Well, now I'm started. Here's some more. He adored his Dad and really admired him. He told me that he kept an idea man on his staff at the furniture store. The idea guy kept coming up with bizzarre ideas that Dad would make workable. For example he decided that they should paint the whole store chartreuse, so Dad picked out a nice celery green. Laz loved that.
He knew he would be drafted because his number was low. A lot of guys kept out of the draft, you remember, by staying in college. Others with a low number enlisted so they'd have more choice. Not Laz. For him it was a moral stance to be a conscript, not an enlistee. My sister Moira had just had her daughter Mary and she offerred to come down to the train station with the baby and weep and wail as a gesture of protest to the whole war thing. I don't think that happened, though. So Laz was conscripted and he went to Germany. Don't think he did any time in Nam, thank goodness. After he was out, he wrote a letter to the military suggesting a change to some policy or procedure that he felt was ridiculous. And he got an answer and they changed whatever it was. He explained to me that he felt the reason for his success was that he specific about the one thing he wanted to address and he only mentioned that one thing.

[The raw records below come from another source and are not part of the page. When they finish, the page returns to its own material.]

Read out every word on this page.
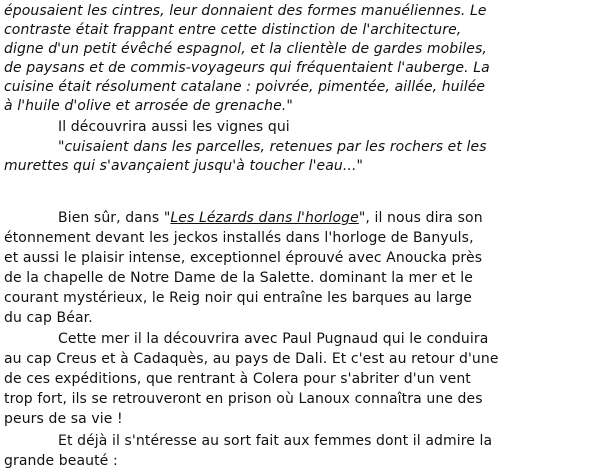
épousaient les cintres, leur donnaient des formes manuéliennes. Le
contraste était frappant entre cette distinction de l'architecture,
digne d'un petit évêché espagnol, et la clientèle de gardes mobiles,
de paysans et de commis-voyageurs qui fréquentaient l'auberge. La
cuisine était résolument catalane : poivrée, pimentée, aillée, huilée
à l'huile d'olive et arrosée de grenache."
Il découvrira aussi les vignes qui
"cuisaient dans les parcelles, retenues par les rochers et les
murettes qui s'avançaient jusqu'à toucher l'eau..."
Bien sûr, dans "Les Lézards dans l'horloge", il nous dira son
étonnement devant les jeckos installés dans l'horloge de Banyuls,
et aussi le plaisir intense, exceptionnel éprouvé avec Anoucka près
de la chapelle de Notre Dame de la Salette. dominant la mer et le
courant mystérieux, le Reig noir qui entraîne les barques au large
du cap Béar.
Cette mer il la découvrira avec Paul Pugnaud qui le conduira
au cap Creus et à Cadaquès, au pays de Dali. Et c'est au retour d'une
de ces expéditions, que rentrant à Colera pour s'abriter d'un vent
trop fort, ils se retrouveront en prison où Lanoux connaîtra une des
peurs de sa vie !
Et déjà il s'ntéresse au sort fait aux femmes dont il admire la
grande beauté :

I also remember him telling me that Jews believed that there was no afterlife. The memory people had of you was as close as you got to afterlife. I've since come to know that not all Jews believe that but Laz clearly did. And when I found out he had died, I believed that he had just 'winked out.' But I remember him and you do too. He had children and I think nieces and nephews, too. So his memory will live on I hope.